Throughout all of these circumstances, I was not as faithful as Job. I sinned with my mouth. There was an extended period of time, particularly after my father’s death, in which I was very angry with God about the circumstances of my life.
Just as with Job, the devil bets that he can make us curse God. “I bet I can make them hate you. I bet they don’t love you like they say. I bet I can make them curse you.”
For a time, I believed God to be sovereign, but not good. In 2010, through counseling with pastors in our local church and through some of my required reading at seminary I was led to earnest repentance of this sin and was freed from anger directed toward God. I firmly believe that He has done all things well – even in my worst experiences – and “I have set my face like flint and I know that I shall not be put to shame” (Is 50:7) by sinning against God again in this way. By his grace, anger is not a life-dominating sin for me any longer, and he kept me faithful throughout the trials of miscarriage, combat deployment,and the illnesses of my newborn children (among others).
Throughout this suffering the compelling story of the cross of Christ has been driven home to me and my family in unshakable ways. I realized that the ugliness of my sins of anger were things which Christ took on himself. He absorbed my anger and the punishment my anger deserved, and has only ever responded to me with the severest mercy. So my sins of anger killed him – there’s a real sense in which anger kills.
But then he rises again to new life — and in the power of the Spirit which raised Christ to new life, I can live a new life as well. I’m not only free from the guilt and the shame associated with my past sins of anger, but I am free to respond in the future like my Savior has responded to me.
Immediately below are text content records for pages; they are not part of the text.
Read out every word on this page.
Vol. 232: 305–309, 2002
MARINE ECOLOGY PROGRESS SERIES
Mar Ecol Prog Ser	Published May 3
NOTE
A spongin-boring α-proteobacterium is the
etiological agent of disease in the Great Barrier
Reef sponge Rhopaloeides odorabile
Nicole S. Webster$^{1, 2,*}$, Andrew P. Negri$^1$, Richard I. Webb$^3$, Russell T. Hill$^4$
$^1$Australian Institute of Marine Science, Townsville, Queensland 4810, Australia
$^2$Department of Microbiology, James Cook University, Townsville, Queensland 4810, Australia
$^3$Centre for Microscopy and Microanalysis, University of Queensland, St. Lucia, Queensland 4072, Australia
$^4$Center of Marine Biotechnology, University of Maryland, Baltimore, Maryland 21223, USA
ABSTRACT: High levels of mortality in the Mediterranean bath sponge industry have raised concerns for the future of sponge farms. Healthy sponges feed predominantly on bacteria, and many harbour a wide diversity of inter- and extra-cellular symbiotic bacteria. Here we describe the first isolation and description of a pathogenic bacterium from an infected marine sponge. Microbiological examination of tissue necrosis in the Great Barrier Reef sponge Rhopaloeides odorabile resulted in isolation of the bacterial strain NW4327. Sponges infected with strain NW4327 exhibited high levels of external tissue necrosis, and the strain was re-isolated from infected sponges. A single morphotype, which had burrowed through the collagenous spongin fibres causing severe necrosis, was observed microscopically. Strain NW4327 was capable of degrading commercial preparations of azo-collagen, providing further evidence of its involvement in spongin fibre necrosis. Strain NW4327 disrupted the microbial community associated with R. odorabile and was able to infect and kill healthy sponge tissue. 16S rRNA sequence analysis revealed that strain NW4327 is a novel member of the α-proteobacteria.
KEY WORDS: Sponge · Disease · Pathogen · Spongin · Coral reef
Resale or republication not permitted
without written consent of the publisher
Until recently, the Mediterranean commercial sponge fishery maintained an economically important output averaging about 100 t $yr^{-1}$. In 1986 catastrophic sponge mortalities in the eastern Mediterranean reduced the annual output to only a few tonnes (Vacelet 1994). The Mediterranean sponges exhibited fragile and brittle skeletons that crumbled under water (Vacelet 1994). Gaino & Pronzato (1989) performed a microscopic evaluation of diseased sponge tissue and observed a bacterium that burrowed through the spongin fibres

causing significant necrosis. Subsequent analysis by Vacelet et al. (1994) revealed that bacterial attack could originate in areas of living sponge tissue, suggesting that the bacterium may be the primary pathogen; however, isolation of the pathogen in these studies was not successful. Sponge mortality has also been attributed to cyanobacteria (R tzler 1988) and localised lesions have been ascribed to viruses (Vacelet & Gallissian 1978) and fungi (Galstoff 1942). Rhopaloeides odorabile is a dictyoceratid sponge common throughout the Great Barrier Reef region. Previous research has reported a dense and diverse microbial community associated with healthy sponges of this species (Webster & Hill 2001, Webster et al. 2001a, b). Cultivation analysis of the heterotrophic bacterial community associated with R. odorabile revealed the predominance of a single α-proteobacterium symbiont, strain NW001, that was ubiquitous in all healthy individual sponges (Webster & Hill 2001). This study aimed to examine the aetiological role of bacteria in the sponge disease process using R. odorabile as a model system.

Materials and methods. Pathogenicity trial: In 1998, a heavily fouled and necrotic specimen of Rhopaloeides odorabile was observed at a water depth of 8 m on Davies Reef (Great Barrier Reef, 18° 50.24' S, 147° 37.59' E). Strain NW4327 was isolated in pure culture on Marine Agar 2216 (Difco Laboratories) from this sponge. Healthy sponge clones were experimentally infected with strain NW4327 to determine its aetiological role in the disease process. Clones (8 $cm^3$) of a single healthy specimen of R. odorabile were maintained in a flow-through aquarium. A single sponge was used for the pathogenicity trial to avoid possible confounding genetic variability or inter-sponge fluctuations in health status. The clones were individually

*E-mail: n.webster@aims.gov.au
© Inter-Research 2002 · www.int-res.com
When I perceive an offense to me and I would normally become angry, I can absorb that offense just as he absorbed the offense of my anger, and I can respond with mercy to others, just as he has responded with mercy to me.
So in the cross and the resurrection of Christ I find the pardon for my anger and the power to overcome my anger. “My sin, O the bliss of this glorious thought, my sin, not in part, but the whole, is nailed to the cross and I bear it no more, Praise the Lord, Praise the Lord, O my soul!”
More than anything else, what I have learned through these trials can be summarized in 2 Cor 4:17-18,
“For this light momentary affliction is preparing for us an eternal weight of glory beyond all comparison, as we look not to the things that are seen but to the things that are unseen. For the things that are seen are transient, but the things that are unseen are eternal.”